Click here for a recommended citation and to download a paginated PDF version of this article.

Introduction

In a way, creating accessible, nondiscriminatory, and effective law school experiences for trans* and gender nonconforming[1] students is easy. All of our skills as educators apply; we can simply extend our existing strategies and best practices. Like all students, trans* and gender nonconforming students benefit from professors who care about their learning and expect the best from them, create respectful classroom dialogue on difficult issues, provide meaningful feedback, and so on.

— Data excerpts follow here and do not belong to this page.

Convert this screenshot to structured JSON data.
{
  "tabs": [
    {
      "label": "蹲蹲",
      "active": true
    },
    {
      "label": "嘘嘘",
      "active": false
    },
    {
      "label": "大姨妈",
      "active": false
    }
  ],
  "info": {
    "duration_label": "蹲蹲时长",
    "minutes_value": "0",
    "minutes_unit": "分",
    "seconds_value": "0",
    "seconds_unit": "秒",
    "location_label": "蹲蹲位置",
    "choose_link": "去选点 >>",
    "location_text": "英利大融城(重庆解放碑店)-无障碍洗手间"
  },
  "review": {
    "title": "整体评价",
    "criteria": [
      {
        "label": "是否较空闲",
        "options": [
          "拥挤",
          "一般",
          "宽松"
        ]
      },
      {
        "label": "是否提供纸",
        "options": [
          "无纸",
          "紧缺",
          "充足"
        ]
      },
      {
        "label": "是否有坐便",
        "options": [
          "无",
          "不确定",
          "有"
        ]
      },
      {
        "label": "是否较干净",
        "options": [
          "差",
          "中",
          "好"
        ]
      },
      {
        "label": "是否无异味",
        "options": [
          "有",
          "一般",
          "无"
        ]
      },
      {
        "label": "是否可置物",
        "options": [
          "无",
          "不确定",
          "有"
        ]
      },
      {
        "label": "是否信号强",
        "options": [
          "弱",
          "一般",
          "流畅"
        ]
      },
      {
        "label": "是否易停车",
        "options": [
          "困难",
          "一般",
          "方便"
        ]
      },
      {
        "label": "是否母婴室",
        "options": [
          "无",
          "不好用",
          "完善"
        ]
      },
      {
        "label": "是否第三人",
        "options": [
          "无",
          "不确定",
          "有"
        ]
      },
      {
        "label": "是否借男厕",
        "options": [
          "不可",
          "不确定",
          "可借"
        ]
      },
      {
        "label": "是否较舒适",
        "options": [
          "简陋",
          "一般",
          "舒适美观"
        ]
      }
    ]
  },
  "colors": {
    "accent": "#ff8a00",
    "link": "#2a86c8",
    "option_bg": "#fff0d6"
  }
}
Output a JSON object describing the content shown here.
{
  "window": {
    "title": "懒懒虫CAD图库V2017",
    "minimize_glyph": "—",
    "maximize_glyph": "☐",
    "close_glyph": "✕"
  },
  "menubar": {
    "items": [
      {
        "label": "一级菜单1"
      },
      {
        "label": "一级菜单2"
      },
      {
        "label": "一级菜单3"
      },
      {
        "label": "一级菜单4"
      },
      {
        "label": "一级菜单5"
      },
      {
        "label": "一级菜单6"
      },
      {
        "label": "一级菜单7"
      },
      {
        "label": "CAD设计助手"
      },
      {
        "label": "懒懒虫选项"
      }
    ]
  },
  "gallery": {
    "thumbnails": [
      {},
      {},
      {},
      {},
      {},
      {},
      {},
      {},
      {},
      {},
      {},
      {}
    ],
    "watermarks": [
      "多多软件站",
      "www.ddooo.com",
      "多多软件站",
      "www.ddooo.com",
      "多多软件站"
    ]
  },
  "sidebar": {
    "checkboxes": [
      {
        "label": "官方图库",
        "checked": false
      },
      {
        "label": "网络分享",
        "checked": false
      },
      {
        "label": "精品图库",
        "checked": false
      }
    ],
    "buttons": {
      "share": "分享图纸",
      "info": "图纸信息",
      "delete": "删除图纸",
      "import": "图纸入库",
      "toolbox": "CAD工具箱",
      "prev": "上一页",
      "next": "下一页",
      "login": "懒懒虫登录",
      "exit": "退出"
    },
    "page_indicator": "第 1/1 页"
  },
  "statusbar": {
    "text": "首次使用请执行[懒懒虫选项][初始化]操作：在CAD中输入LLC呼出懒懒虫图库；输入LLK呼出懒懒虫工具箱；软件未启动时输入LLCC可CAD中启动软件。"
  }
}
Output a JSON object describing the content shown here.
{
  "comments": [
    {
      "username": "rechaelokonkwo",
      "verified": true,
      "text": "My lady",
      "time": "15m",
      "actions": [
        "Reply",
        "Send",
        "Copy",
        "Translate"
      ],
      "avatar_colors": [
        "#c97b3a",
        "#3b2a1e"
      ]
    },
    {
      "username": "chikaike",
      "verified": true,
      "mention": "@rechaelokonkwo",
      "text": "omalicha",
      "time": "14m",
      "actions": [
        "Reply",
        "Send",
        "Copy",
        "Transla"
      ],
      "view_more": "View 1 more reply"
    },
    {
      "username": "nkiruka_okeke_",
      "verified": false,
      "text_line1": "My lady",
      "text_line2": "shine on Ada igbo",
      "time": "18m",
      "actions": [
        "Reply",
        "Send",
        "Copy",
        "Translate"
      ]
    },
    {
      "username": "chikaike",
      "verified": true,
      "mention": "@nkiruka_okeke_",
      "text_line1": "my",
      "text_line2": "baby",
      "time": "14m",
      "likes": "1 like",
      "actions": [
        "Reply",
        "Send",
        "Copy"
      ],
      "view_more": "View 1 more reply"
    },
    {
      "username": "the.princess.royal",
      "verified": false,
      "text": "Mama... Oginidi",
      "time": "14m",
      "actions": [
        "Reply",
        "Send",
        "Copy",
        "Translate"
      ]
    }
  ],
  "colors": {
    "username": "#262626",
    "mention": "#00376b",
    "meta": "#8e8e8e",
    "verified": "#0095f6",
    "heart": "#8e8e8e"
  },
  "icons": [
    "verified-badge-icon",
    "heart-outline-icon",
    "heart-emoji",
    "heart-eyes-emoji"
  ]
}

In another way, creating accessible, nondiscriminatory, and effective law school experiences for trans* and gender nonconforming students is fantastically difficult. Simply acknowledging trans* existence and accepting gender nonconforming people on their own terms requires an overthrow of a deeply entrenched view of gender in our society: that gender is a binary, fixed, universal, apparent, and apolitical truth. Many everyday classroom practices and longstanding university policies created with the best of intentions can harm trans* and gender nonconforming students because they are based on assumptions about gender that just don’t hold up. Partly because of these policies and practices, relatively few openly trans* and gender nonconforming people hold positions—especially the most powerful and prestigious positions—as faculty, staff, or students in law schools. Fortunately, more and more trans* and gender nonconforming people are entering law schools and many cisgender[2] people want to learn how to work with them respectfully and effectively.